Das Wasser des Pascolini-Brunnens, über dessen Reinheit vor Jahresfrist zwischen den amtlichen und den Privatuntersuchungen eine Differenz bestand, wird nach seiner damaligen Beschaffenheit das Zünglein der Waage wohl auf die Seite einer sehr verdächtigen Reinheit seiner Lieferstätte lenken.

Und erst die öffentliche Reinlichkeit!
Man ist versucht, den notorischen Unfleiß des Publikums im Besprengen mit Wasser beim Straßenkehren dem Wassermangel zuzuschreiben.
Unsere Kanäle verdienen ohne Spülung nur den Namen von Cloaken! Und sicher sind sie es und die frühere Beschaffenheit des Schutterbettes, die unserer Stadt den traurigen Ruf eines Cholera-Nestes verschafft haben.
Würde man die alten Kanäle aufgraben, man würde wohl mehr solche überraschende Entdeckungen von einer haarsträubenden Unreinlichkeit im Boden machen, wie im Herbste des Jahres 1873 in der Schwaigergasse, nachdem dort vom 26. Aug. bis 2. Sept. 19 Erkrankungen mit 9 Todesfällen an der Cholera vorgekommen waren.
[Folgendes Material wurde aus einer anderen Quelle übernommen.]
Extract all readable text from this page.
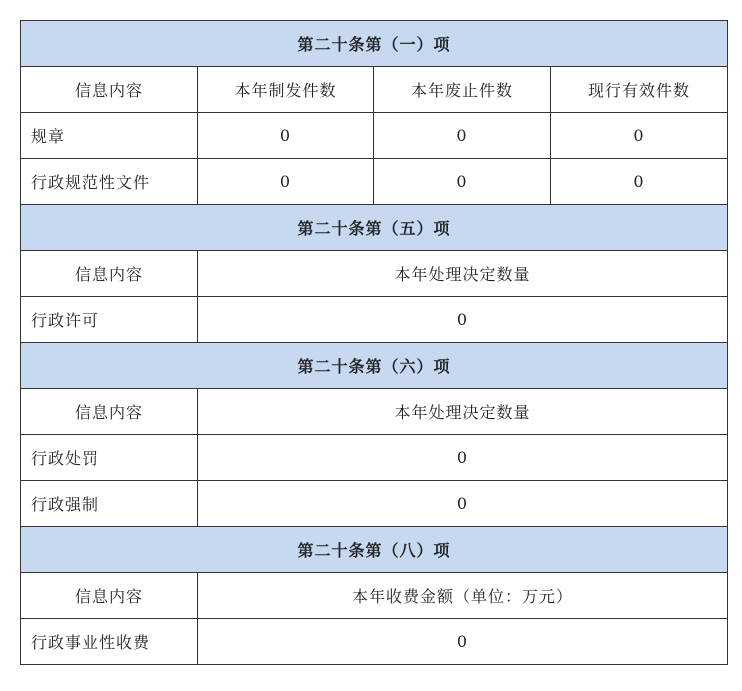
第二十条第（一）项			
信息内容	本年制发件数	本年废止件数	现行有效件数
规章	0	0	0
行政规范性文件	0	0	0
第二十条第（五）项			
信息内容	本年处理决定数量		
行政许可	0		
第二十条第（六）项			
信息内容	本年处理决定数量		
行政处罚	0		
行政强制	0		
第二十条第（八）项			
信息内容	本年收费金额（单位：万元）		
行政事业性收费	0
Endlich die Emanationen (bei niedrigem Wasserstande) und Untergrundsdurchfeuchtungen von Seiten der Schutter, an deren beiden Ufern ja vorzugsweise in den Jahren 1854 und 1878 die Seuche genistet hat.
Hier ist inzwischen durch die Pflasterung der Sohle ein weiterer Schritt in der öffentlichen Reinlichkeit, der alle Anerkennung verdient, vorwärts getan worden, und erübrigt nur noch meinem Antrage, auch den Unterlauf der Schutter oberhalb ihres Einlaufens in den Militärbahnhof zu überwölben, Rechnug zu tragen, nachdem bei der allerjüngsten Reinigung die Menge und die Beschaffenheit des ausgehobenen Unraths (Abtritt-Inhalt des hlg. Geistespitals und Franziskanerklosters, ein Übelstand, für den wohl auch gegen Gewohnheitsrechte eine aufgeklärtere Zeit eine Abhilfe finden sollte), der bei niederem Wasserstand hier niedergeschlagen zu werden scheint, den Beweis geliefert haben dürfte, daß die üblen Gerüche in dieser Straße dem Schutterlaufe entsprangen.

Die Sachverständigen und Sanitätsbeamten können, nachdem sie ihre warnenden Stimmen erhoben, die Verantwortung den Verwaltungsorganen zuschreiben, für die es in einer stets wachsenden Stadt von der Bedeutung Ingolstadts mit einer zur Deckung ihrer Bedürfnisse reichlich contribuirenden militärischen Bevölkerung und einer noch nicht drückenden Gemeindeumlage keine Unmöglichkeit sein dürfte, neben den Schuldentilgungsplänen für immerhin zu billigende, wenn auch nicht gerade notwendige und dringende Ausgaben, wie Theater und Rathausbau auch einen solchen für ein schreiendes Bedürfnis wie es die Wasserversorgungsfrage ist, anzulegen, dessen Abhilfe neben der zu erwartenden staatlichen, civilen und militärischen Beihilfe sich zum Teile selbst bezahlt machen würde.
Die ärztliche Einwirkung kann bei Seuchen wesentlich nur in der Prophylaxis bestehen, und da ist die Sanierung der Städte durch reichliche Wasserversorgung und dadurch bedingte öffentliche und private Reinlichkeit (der Wohnungen und der Wäsche), fleißige Durchspülung der öffentlichen Ableitungen in einem ausgebildeten und gut gebauten Kanalisationssysteme, wozu die Umwandlung aller nicht gemauerten Kanäle in gemauerte gehörte, gut ventilirte Häuser und gut eingerichtete Aborte mit fleißiger Abfuhr des Unrats aus diesen, den Hofräumen und Düngerstätten die Hauptsache.